Я посторонился. Полицейский шагнул за порог, но дальше не пошел.

– Предъявите ваши паспорта, – предложил неожиданно.

Я принес советские. Он, не глядя, сунул их в карман.

– Как это понимать, герр гаупткомиссар? – удивился я.

– Превентивная мера, – пожал он плечами. – Не хочу, чтобы натворили глупостей. Мне звонил герр Шредер и просил кое‑что разъяснить. Вы связали себя контрактом с уважаемым учреждением Германии, герр Мурашко. Потому вам выдали вид на жительство – быстро и вне очереди. Если откажетесь работать – вид могут отозвать. В этом случае вас ждет принудительная высылка в СССР. Там, вроде, с нетерпением ждут, – ухмыльнулся он.

– Это подлость! – не сдержался я.

– Придержите эмоции, герр Мурашко, – не смутился Бах. – Все справедливо. Вы нужны Германии, потому и здесь. Не желаете быть ей полезным – ауфвидерзейн. Разбирайтесь со своим КГБ. Честно говоря, не понимаю вас. Есть прекрасная работа, зарабатываете, как звезда Бундеслиги, чего более желать?

– Понял, герр гаупткомиссар, – ледяным тоном отчеканил я.

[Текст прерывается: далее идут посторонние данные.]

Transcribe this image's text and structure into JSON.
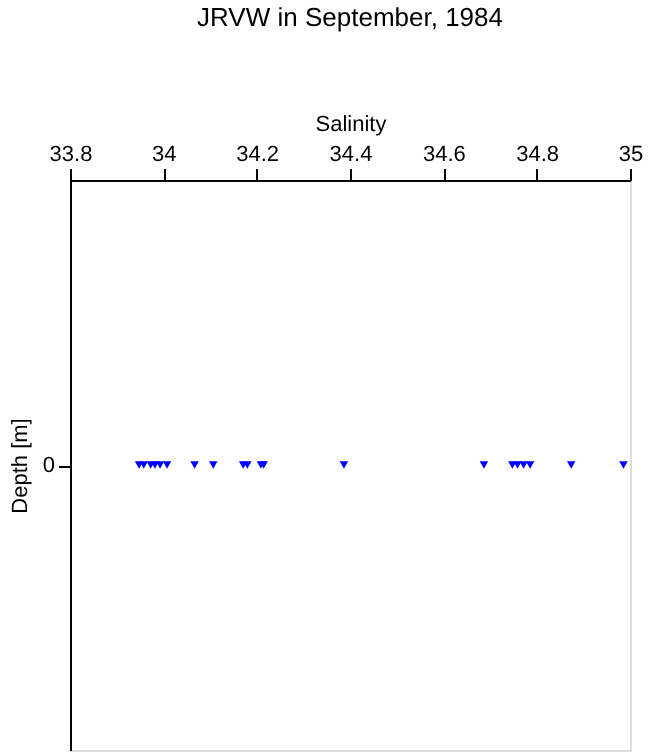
{
  "chart_data": {
    "type": "scatter",
    "orientation": "horizontal",
    "title": "JRVW in September, 1984",
    "xlabel": "Salinity",
    "ylabel": "Depth [m]",
    "categories": [
      "0"
    ],
    "series": [
      {
        "color": "#0000ff",
        "x": [
          "0",
          "0",
          "0",
          "0",
          "0",
          "0",
          "0",
          "0",
          "0",
          "0",
          "0",
          "0",
          "0",
          "0",
          "0",
          "0",
          "0",
          "0",
          "0",
          "0"
        ],
        "values": [
          33.948,
          33.958,
          33.973,
          33.982,
          33.993,
          34.008,
          34.067,
          34.107,
          34.171,
          34.18,
          34.209,
          34.215,
          34.387,
          34.687,
          34.748,
          34.759,
          34.772,
          34.786,
          34.874,
          34.986
        ]
      }
    ],
    "xlim": [
      33.8,
      35
    ],
    "xticks": [
      33.8,
      34,
      34.2,
      34.4,
      34.6,
      34.8,
      35
    ],
    "grid": false,
    "marker": "triangle"
  }
}
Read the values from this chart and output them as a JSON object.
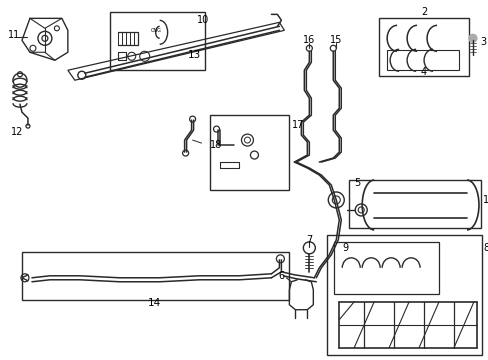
{
  "background_color": "#ffffff",
  "line_color": "#2a2a2a",
  "figsize": [
    4.89,
    3.6
  ],
  "dpi": 100
}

Бах помялся, видимо, желая еще что‑то сказать, но передумал. Сухо попрощался и ушел.

– Что будем делать, Миша? – спросила Вика, когда я рассказал ей о разговоре с полицейским.

– Убираться отсюда.

– И куда?

– В Аргентину.

– Почему туда?

– Потому что далеко. В европейскую страну переезжать нельзя – немцы нас достанут. У них, мать его, Европейский Союз с договорами о правовой помощи. Выдадут как миленьких. Посадят под замок, и буду я пахать на них до скончания века. Не для того бежали из Советского Союза. А Аргентина приличная страна, одна из наиболее успешных в Латинской Америке.